Baca Novel Online

Harry Potter Dan Piala Api

Ron mendadak terdiam melihat ekspresi wajah Harry dan tidak bicara lagi sampai mereka tiba di Aula Besar, saat dia mengatakan menurut pendapatnya lebih baik mereka mulai mengerjakan PR Ramalan Profesor Trelawney malam ini, karena akan perlu berjam-jam.

Hermione tidak ikut mengobrol bersama Harry dan Ron selama makan. Dia menghabiskan makan malamnya cepat sekali, dan kemudian ke perpustakaan lagi. Harry dan Ron kembali ke ruang rekreasi Gryffindor, dan Harry, yang selama makan malam tidak memikirkan hal lain kecuali Kutukan Tak Termaafkan, sekarang malah mengangkat soal itu.

“Apakah Moody dan Dumbledore tidak akan mendapat kesulitan dengan Kementerian kalau mereka tahu kita telah melihat kutukan-kutukan itu?” Harry bertanya ketika mereka sudah mendekati si Nyonya Gemuk.

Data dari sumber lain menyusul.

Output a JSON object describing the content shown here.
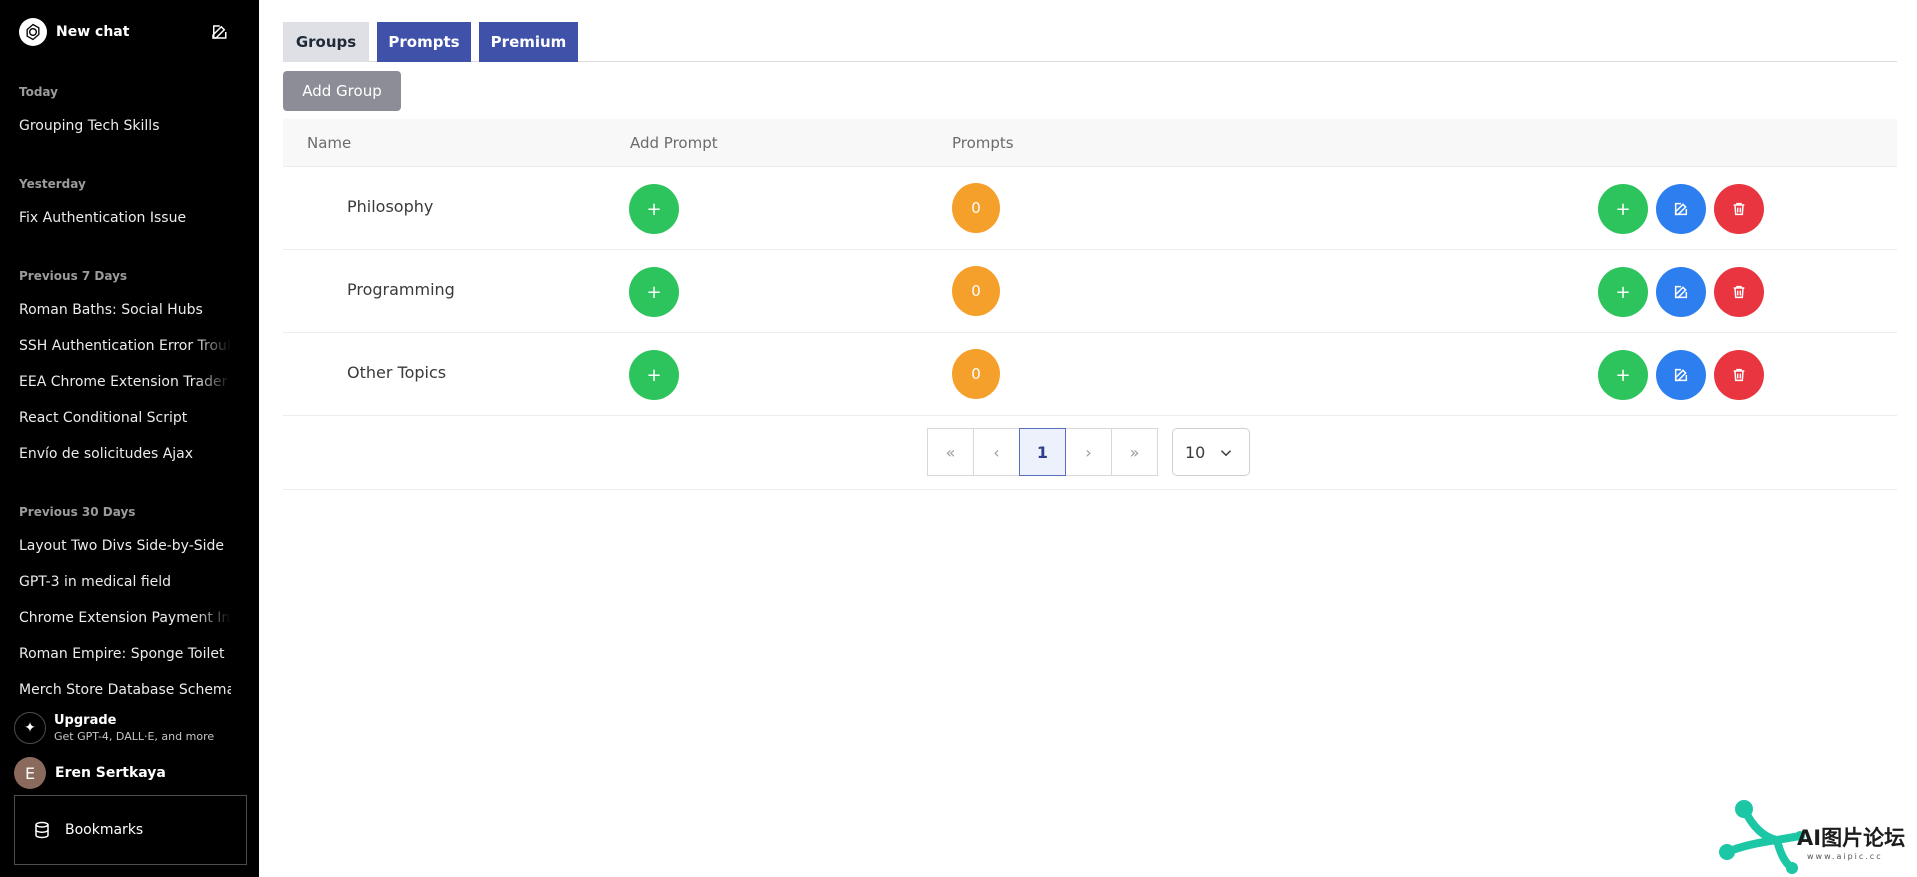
{
  "sidebar": {
    "new_chat": "New chat",
    "sections": [
      {
        "label": "Today",
        "items": [
          "Grouping Tech Skills"
        ]
      },
      {
        "label": "Yesterday",
        "items": [
          "Fix Authentication Issue"
        ]
      },
      {
        "label": "Previous 7 Days",
        "items": [
          "Roman Baths: Social Hubs",
          "SSH Authentication Error Troublesh",
          "EEA Chrome Extension Trader Cla",
          "React Conditional Script",
          "Envío de solicitudes Ajax"
        ]
      },
      {
        "label": "Previous 30 Days",
        "items": [
          "Layout Two Divs Side-by-Side",
          "GPT-3 in medical field",
          "Chrome Extension Payment Integ",
          "Roman Empire: Sponge Toilet",
          "Merch Store Database Schema"
        ]
      }
    ],
    "upgrade": {
      "title": "Upgrade",
      "subtitle": "Get GPT-4, DALL·E, and more"
    },
    "user": {
      "initial": "E",
      "name": "Eren Sertkaya"
    },
    "bookmarks_label": "Bookmarks"
  },
  "tabs": [
    {
      "label": "Groups",
      "active": true
    },
    {
      "label": "Prompts",
      "active": false
    },
    {
      "label": "Premium",
      "active": false
    }
  ],
  "add_group_label": "Add Group",
  "table": {
    "headers": {
      "name": "Name",
      "add_prompt": "Add Prompt",
      "prompts": "Prompts"
    },
    "rows": [
      {
        "name": "Philosophy",
        "add_label": "+",
        "prompt_count": "0"
      },
      {
        "name": "Programming",
        "add_label": "+",
        "prompt_count": "0"
      },
      {
        "name": "Other Topics",
        "add_label": "+",
        "prompt_count": "0"
      }
    ]
  },
  "pagination": {
    "current_page": "1",
    "page_size": "10"
  },
  "watermark": {
    "text": "AI图片论坛",
    "sub": "www.aipic.cc"
  },
  "colors": {
    "tab_active": "#dee0e6",
    "tab_inactive": "#3f51a8",
    "green": "#2ec45d",
    "orange": "#f5a02a",
    "blue": "#2d7ff0",
    "red": "#e8353f"
  }
}
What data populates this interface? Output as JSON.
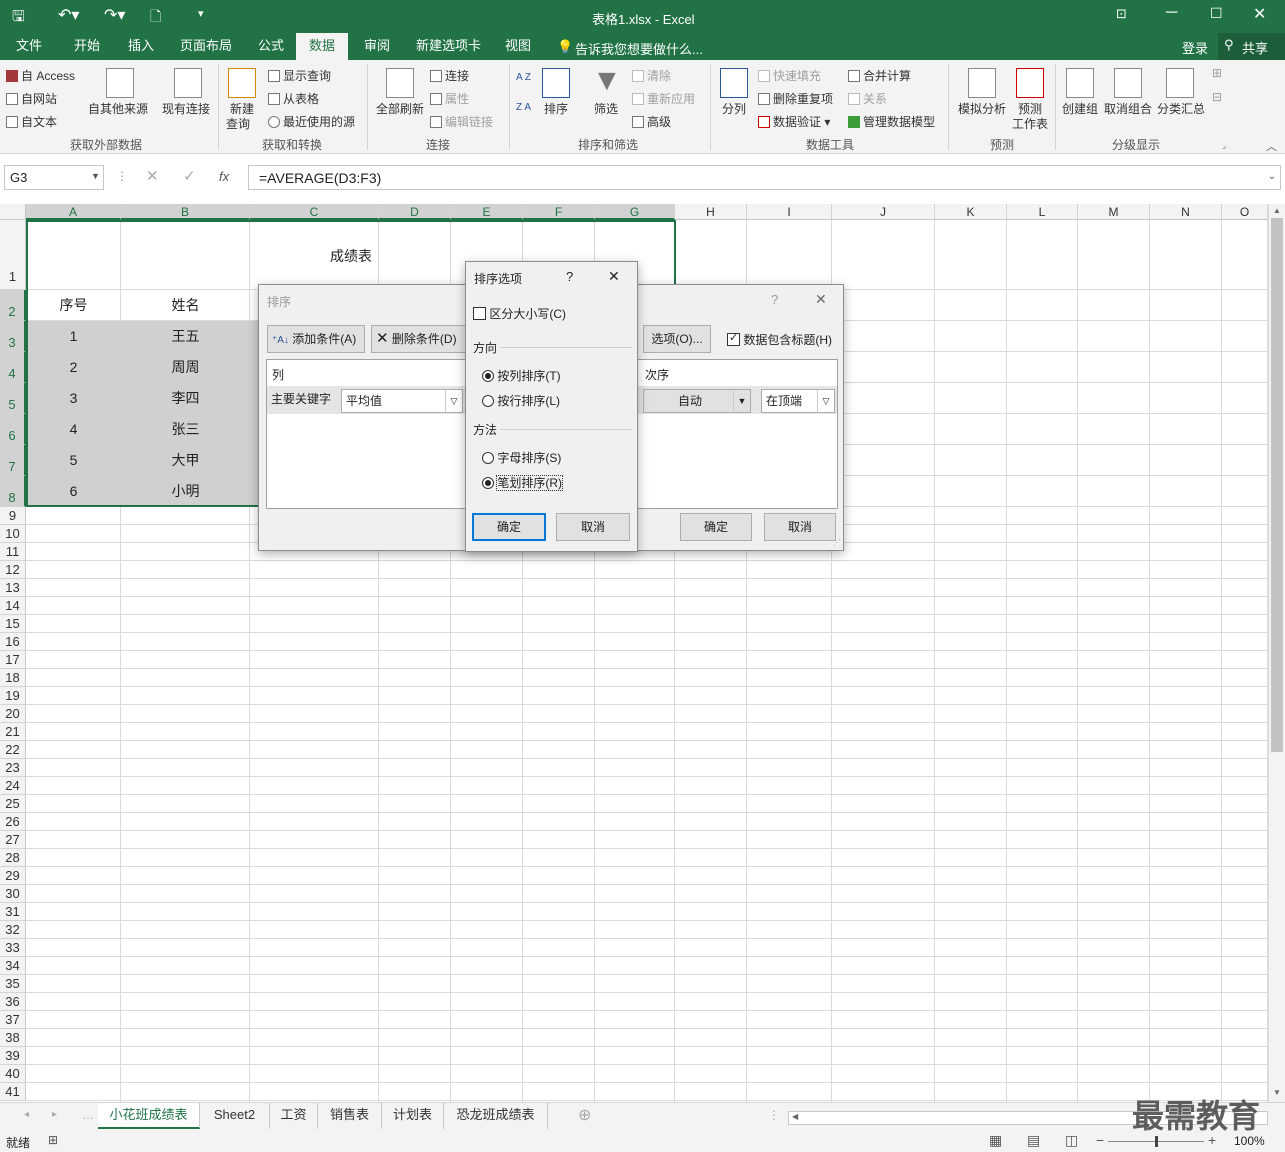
{
  "title": "表格1.xlsx - Excel",
  "menu": {
    "tabs": [
      "文件",
      "开始",
      "插入",
      "页面布局",
      "公式",
      "数据",
      "审阅",
      "新建选项卡",
      "视图"
    ],
    "active": "数据",
    "tell_me": "告诉我您想要做什么...",
    "login": "登录",
    "share": "共享"
  },
  "ribbon": {
    "ext": {
      "access": "自 Access",
      "web": "自网站",
      "text": "自文本",
      "other": "自其他来源",
      "existing": "现有连接",
      "group": "获取外部数据"
    },
    "transform": {
      "new_query": "新建",
      "new_query2": "查询",
      "show_query": "显示查询",
      "from_table": "从表格",
      "recent": "最近使用的源",
      "group": "获取和转换"
    },
    "conn": {
      "refresh": "全部刷新",
      "connections": "连接",
      "properties": "属性",
      "edit_links": "编辑链接",
      "group": "连接"
    },
    "sort": {
      "az": "A Z",
      "za": "Z A",
      "sort": "排序",
      "filter": "筛选",
      "clear": "清除",
      "reapply": "重新应用",
      "advanced": "高级",
      "group": "排序和筛选"
    },
    "tools": {
      "split": "分列",
      "flash": "快速填充",
      "remove_dup": "删除重复项",
      "validation": "数据验证",
      "consolidate": "合并计算",
      "relations": "关系",
      "model": "管理数据模型",
      "group": "数据工具"
    },
    "forecast": {
      "whatif": "模拟分析",
      "sheet": "预测",
      "sheet2": "工作表",
      "group": "预测"
    },
    "outline": {
      "group_btn": "创建组",
      "ungroup": "取消组合",
      "subtotal": "分类汇总",
      "group": "分级显示"
    }
  },
  "formula_bar": {
    "name_box": "G3",
    "fx": "fx",
    "formula": "=AVERAGE(D3:F3)"
  },
  "columns": [
    "A",
    "B",
    "C",
    "D",
    "E",
    "F",
    "G",
    "H",
    "I",
    "J",
    "K",
    "L",
    "M",
    "N",
    "O"
  ],
  "rows": [
    "1",
    "2",
    "3",
    "4",
    "5",
    "6",
    "7",
    "8",
    "9",
    "10",
    "11",
    "12",
    "13",
    "14",
    "15",
    "16",
    "17",
    "18",
    "19",
    "20",
    "21",
    "22",
    "23",
    "24",
    "25",
    "26",
    "27",
    "28",
    "29",
    "30",
    "31",
    "32",
    "33",
    "34",
    "35",
    "36",
    "37",
    "38",
    "39",
    "40",
    "41"
  ],
  "table": {
    "title": "成绩表",
    "headers": [
      "序号",
      "姓名"
    ],
    "rows": [
      [
        "1",
        "王五"
      ],
      [
        "2",
        "周周"
      ],
      [
        "3",
        "李四"
      ],
      [
        "4",
        "张三"
      ],
      [
        "5",
        "大甲"
      ],
      [
        "6",
        "小明"
      ]
    ]
  },
  "sort_dialog": {
    "title": "排序",
    "help": "?",
    "close": "✕",
    "add": "添加条件(A)",
    "delete": "删除条件(D)",
    "options": "选项(O)...",
    "has_header": "数据包含标题(H)",
    "col_header": "列",
    "order_header": "次序",
    "primary_label": "主要关键字",
    "primary_value": "平均值",
    "auto": "自动",
    "order_value": "在顶端",
    "ok": "确定",
    "cancel": "取消"
  },
  "options_dialog": {
    "title": "排序选项",
    "help": "?",
    "close": "✕",
    "case": "区分大小写(C)",
    "direction": "方向",
    "by_col": "按列排序(T)",
    "by_row": "按行排序(L)",
    "method": "方法",
    "alpha": "字母排序(S)",
    "stroke": "笔划排序(R)",
    "ok": "确定",
    "cancel": "取消"
  },
  "sheets": [
    "小花班成绩表",
    "Sheet2",
    "工资",
    "销售表",
    "计划表",
    "恐龙班成绩表"
  ],
  "active_sheet": "小花班成绩表",
  "status": {
    "ready": "就绪",
    "zoom": "100%"
  },
  "watermark": "最需教育",
  "colors": {
    "excel_green": "#217346",
    "selection_gray": "#bfbfbf",
    "dialog_bg": "#f0f0f0",
    "focus_blue": "#0078d7"
  }
}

“Yeah, mungkin saja,” kata Ron. “Tetapi Dumbledore selalu melakukan hal-hal sesuai kemauannya sendiri, kan, dan Moody sudah bertahun-tahun biasa mendapat kesulitan, kurasa. Serang dulu, baru tanya kemudian— lihat saja urusan tempat sampahnya. Balderdash.”

Lukisan si Nyonya Gemuk mengayun membuka, memperlihatkan lubang masuk. Mereka memanjat me-masuki ruang rekreasi Gryffindor yang penuh dan ramai.

“Jadi kita ambil PR Ramalan nih?” tanya Harry.

“Kurasa begitu,” keluh Ron.

Mereka naik untuk mengambil buku-buku dan peta mereka, dan menemukan Neville sendirian, duduk di atas tempat tidurnya, sedang membaca. Dia tampak jauh lebih tenang dibanding pada akhir pelajaran Moody tadi, meskipun belum sepenuhnya normal. Matanya agak merah.

“Kau baik-baik saja, Neville?” Harry menanyainya.

“Oh ya,” kata Neville. “Aku baik, terima kasih. Cuma lagi baca buku yang dipinjamkan Profesor Moody kepadaku…”

Dia mengangkat buku Tanaman-Air Gaib Laut Tengah.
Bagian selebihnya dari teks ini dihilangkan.